Abstract

Does the Journal Article Have a Future?

Malcolm Macleod1

Importance

From the perspective of the researcher, there seems to be too much research, of often questionable quality, in too many journals, published following too little scrutiny.

Observations

It has become more difficult to distinguish between intrusive email solicitations from “proper” publishers and those from predatory publishers. While many employed in publishing have the most noble of intentions, the profits of publishing houses—profit drawn largely from our research budgets—continue to soar. At the same time, alternative routes of dissemination, such as preprint servers, now allow research findings to be made public, if not published, at minimal cost.

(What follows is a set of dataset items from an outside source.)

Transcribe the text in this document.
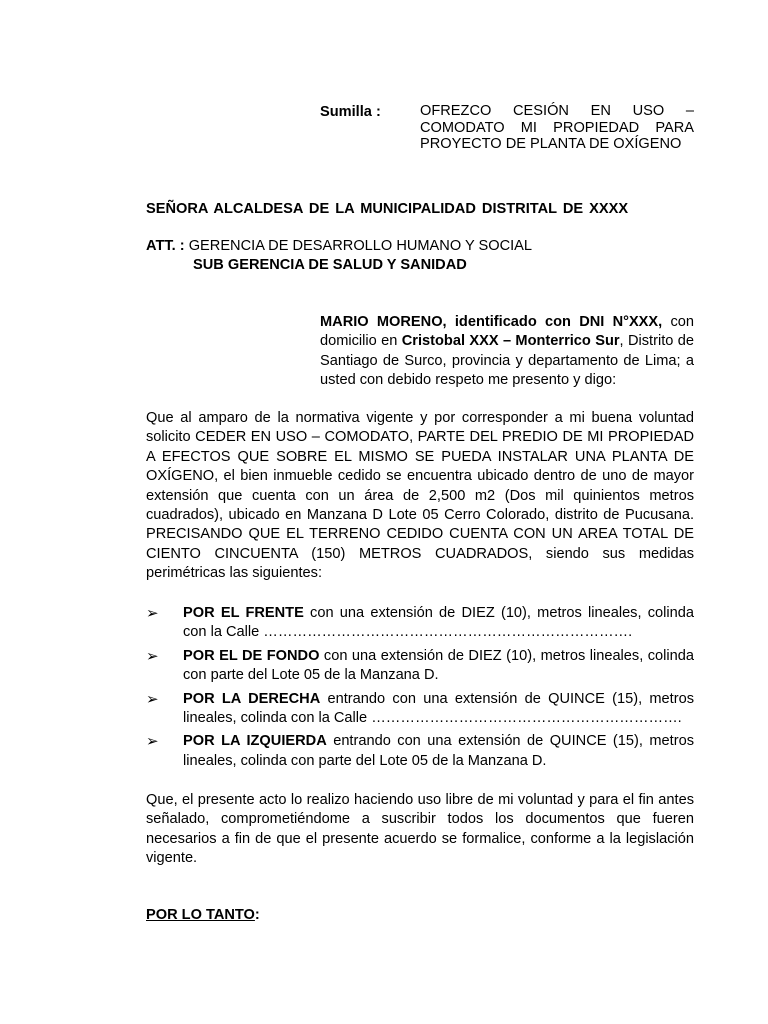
Sumilla :	OFREZCO CESIÓN EN USO – COMODATO MI PROPIEDAD PARA PROYECTO DE PLANTA DE OXÍGENO
SEÑORA ALCALDESA DE LA MUNICIPALIDAD DISTRITAL DE XXXX
ATT. : GERENCIA DE DESARROLLO HUMANO Y SOCIAL
SUB GERENCIA DE SALUD Y SANIDAD
MARIO MORENO, identificado con DNI N°XXX, con domicilio en Cristobal XXX – Monterrico Sur, Distrito de Santiago de Surco, provincia y departamento de Lima; a usted con debido respeto me presento y digo:
Que al amparo de la normativa vigente y por corresponder a mi buena voluntad solicito CEDER EN USO – COMODATO, PARTE DEL PREDIO DE MI PROPIEDAD A EFECTOS QUE SOBRE EL MISMO SE PUEDA INSTALAR UNA PLANTA DE OXÍGENO, el bien inmueble cedido se encuentra ubicado dentro de uno de mayor extensión que cuenta con un área de 2,500 m2 (Dos mil quinientos metros cuadrados), ubicado en Manzana D Lote 05 Cerro Colorado, distrito de Pucusana. PRECISANDO QUE EL TERRENO CEDIDO CUENTA CON UN AREA TOTAL DE CIENTO CINCUENTA (150) METROS CUADRADOS, siendo sus medidas perimétricas las siguientes:
➢ POR EL FRENTE con una extensión de DIEZ (10), metros lineales, colinda con la Calle ………………………………………………………………….
➢ POR EL DE FONDO con una extensión de DIEZ (10), metros lineales, colinda con parte del Lote 05 de la Manzana D.
➢ POR LA DERECHA entrando con una extensión de QUINCE (15), metros lineales, colinda con la Calle ……………………………………………………….
➢ POR LA IZQUIERDA entrando con una extensión de QUINCE (15), metros lineales, colinda con parte del Lote 05 de la Manzana D.
Que, el presente acto lo realizo haciendo uso libre de mi voluntad y para el fin antes señalado, comprometiéndome a suscribir todos los documentos que fueren necesarios a fin de que el presente acuerdo se formalice, conforme a la legislación vigente.
POR LO TANTO:
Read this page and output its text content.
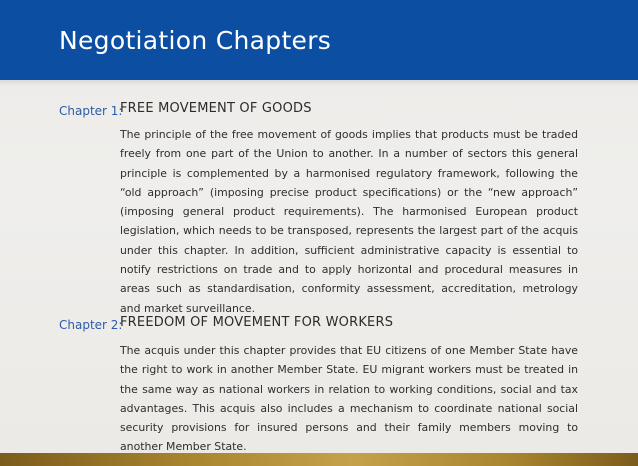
Negotiation Chapters
Chapter 1:
FREE MOVEMENT OF GOODS

The principle of the free movement of goods implies that products must be traded freely from one part of the Union to another. In a number of sectors this general principle is complemented by a harmonised regulatory framework, following the “old approach” (imposing precise product specifications) or the “new approach” (imposing general product requirements). The harmonised European product legislation, which needs to be transposed, represents the largest part of the acquis under this chapter. In addition, sufficient administrative capacity is essential to notify restrictions on trade and to apply horizontal and procedural measures in areas such as standardisation, conformity assessment, accreditation, metrology and market surveillance.

Chapter 2:
FREEDOM OF MOVEMENT FOR WORKERS

The acquis under this chapter provides that EU citizens of one Member State have the right to work in another Member State. EU migrant workers must be treated in the same way as national workers in relation to working conditions, social and tax advantages. This acquis also includes a mechanism to coordinate national social security provisions for insured persons and their family members moving to another Member State.
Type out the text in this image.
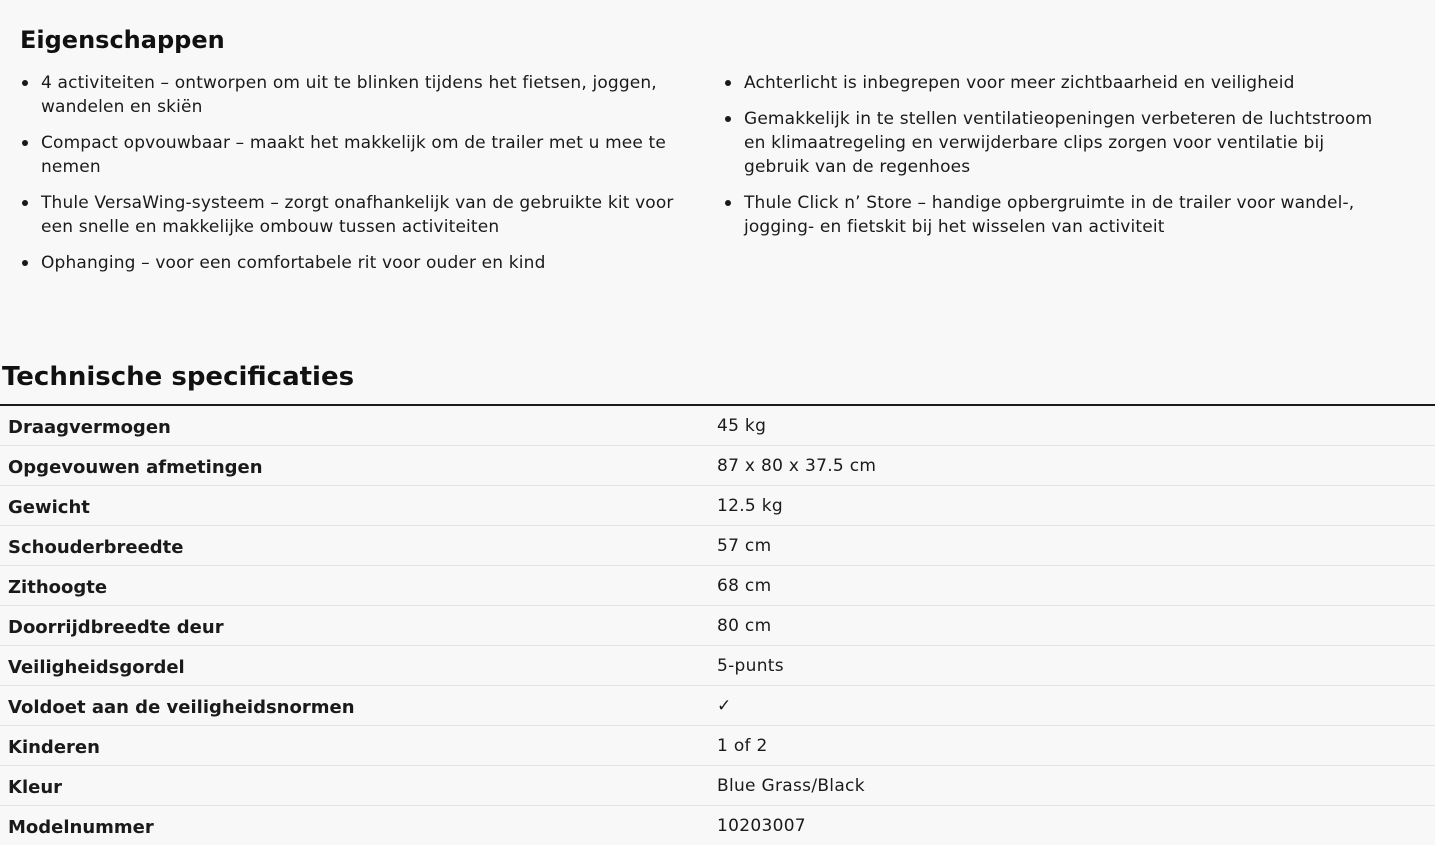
Eigenschappen
4 activiteiten – ontworpen om uit te blinken tijdens het fietsen, joggen, wandelen en skiën
Compact opvouwbaar – maakt het makkelijk om de trailer met u mee te nemen
Thule VersaWing-systeem – zorgt onafhankelijk van de gebruikte kit voor een snelle en makkelijke ombouw tussen activiteiten
Ophanging – voor een comfortabele rit voor ouder en kind
Achterlicht is inbegrepen voor meer zichtbaarheid en veiligheid
Gemakkelijk in te stellen ventilatieopeningen verbeteren de luchtstroom en klimaatregeling en verwijderbare clips zorgen voor ventilatie bij gebruik van de regenhoes
Thule Click n’ Store – handige opbergruimte in de trailer voor wandel-, jogging- en fietskit bij het wisselen van activiteit
Technische specificaties
Draagvermogen	45 kg
Opgevouwen afmetingen	87 x 80 x 37.5 cm
Gewicht	12.5 kg
Schouderbreedte	57 cm
Zithoogte	68 cm
Doorrijdbreedte deur	80 cm
Veiligheidsgordel	5-punts
Voldoet aan de veiligheidsnormen	✓
Kinderen	1 of 2
Kleur	Blue Grass/Black
Modelnummer	10203007
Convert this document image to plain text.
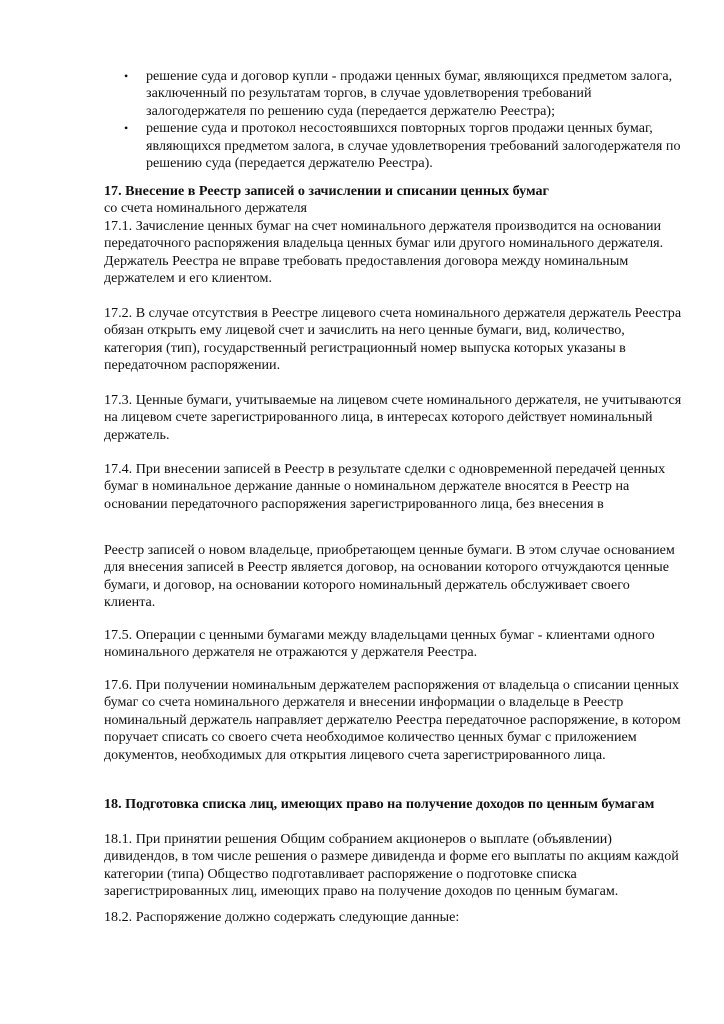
• решение суда и договор купли - продажи ценных бумаг, являющихся предметом залога, заключенный по результатам торгов, в случае удовлетворения требований залогодержателя по решению суда (передается держателю Реестра);
• решение суда и протокол несостоявшихся повторных торгов продажи ценных бумаг, являющихся предметом залога, в случае удовлетворения требований залогодержателя по решению суда (передается держателю Реестра).
17. Внесение в Реестр записей о зачислении и списании ценных бумаг
со счета номинального держателя

17.1. Зачисление ценных бумаг на счет номинального держателя производится на основании передаточного распоряжения владельца ценных бумаг или другого номинального держателя. Держатель Реестра не вправе требовать предоставления договора между номинальным держателем и его клиентом.

17.2. В случае отсутствия в Реестре лицевого счета номинального держателя держатель Реестра обязан открыть ему лицевой счет и зачислить на него ценные бумаги, вид, количество, категория (тип), государственный регистрационный номер выпуска которых указаны в передаточном распоряжении.

17.3. Ценные бумаги, учитываемые на лицевом счете номинального держателя, не учитываются на лицевом счете зарегистрированного лица, в интересах которого действует номинальный держатель.

17.4. При внесении записей в Реестр в результате сделки с одновременной передачей ценных бумаг в номинальное держание данные о номинальном держателе вносятся в Реестр на основании передаточного распоряжения зарегистрированного лица, без внесения в

Реестр записей о новом владельце, приобретающем ценные бумаги. В этом случае основанием для внесения записей в Реестр является договор, на основании которого отчуждаются ценные бумаги, и договор, на основании которого номинальный держатель обслуживает своего клиента.

17.5. Операции с ценными бумагами между владельцами ценных бумаг - клиентами одного номинального держателя не отражаются у держателя Реестра.

17.6. При получении номинальным держателем распоряжения от владельца о списании ценных бумаг со счета номинального держателя и внесении информации о владельце в Реестр номинальный держатель направляет держателю Реестра передаточное распоряжение, в котором поручает списать со своего счета необходимое количество ценных бумаг с приложением документов, необходимых для открытия лицевого счета зарегистрированного лица.

18. Подготовка списка лиц, имеющих право на получение доходов по ценным бумагам

18.1. При принятии решения Общим собранием акционеров о выплате (объявлении) дивидендов, в том числе решения о размере дивиденда и форме его выплаты по акциям каждой категории (типа) Общество подготавливает распоряжение о подготовке списка зарегистрированных лиц, имеющих право на получение доходов по ценным бумагам.

18.2. Распоряжение должно содержать следующие данные:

Loud protestations from journals that preprints are of inferior quality because they have not been peer reviewed would carry more weight if the process of peer review was a reliable guarantee of quality and the provenance of the data presented. Despite several decades of opportunity to increase the value of journal articles by investing in these processes, most publishers have not done so. Many in my own community have been complicit in the generation of “research for publication” rather than “research for the advancement of knowledge” (where publication is a part of the process, but not the primary objective). Drivers for these behaviors come from across the research ecosystem, and the focus on journal publication as the cardinal researcher output for evaluation serves as the major enabler of exploitative publisher behaviors.

Conclusions

If the journal article is to have a future, this extractive behavior must stop. The added value of peer review needs to be clear and apparent, and the quality of published work must be such that research users can trust the provenance of what is reported; with sufficient information, data, and code provided so that they can check that provenance if they wish. The quality of published work is improving, in some respects, at some journals, and those who have driven these changes, often in the face of internal opposition, should be celebrated. I will close by outlining some further avenues for improvement.

1Edinburgh Neuroscience, University of Edinburgh, Edinburgh, Scotland, malcolm.macleod@ed.ac.uk.

Conflict of Interest Disclosures

Malcom Macleod is a member of the Peer Review Congress Advisory Board but was not involved in the review or decision for this abstract.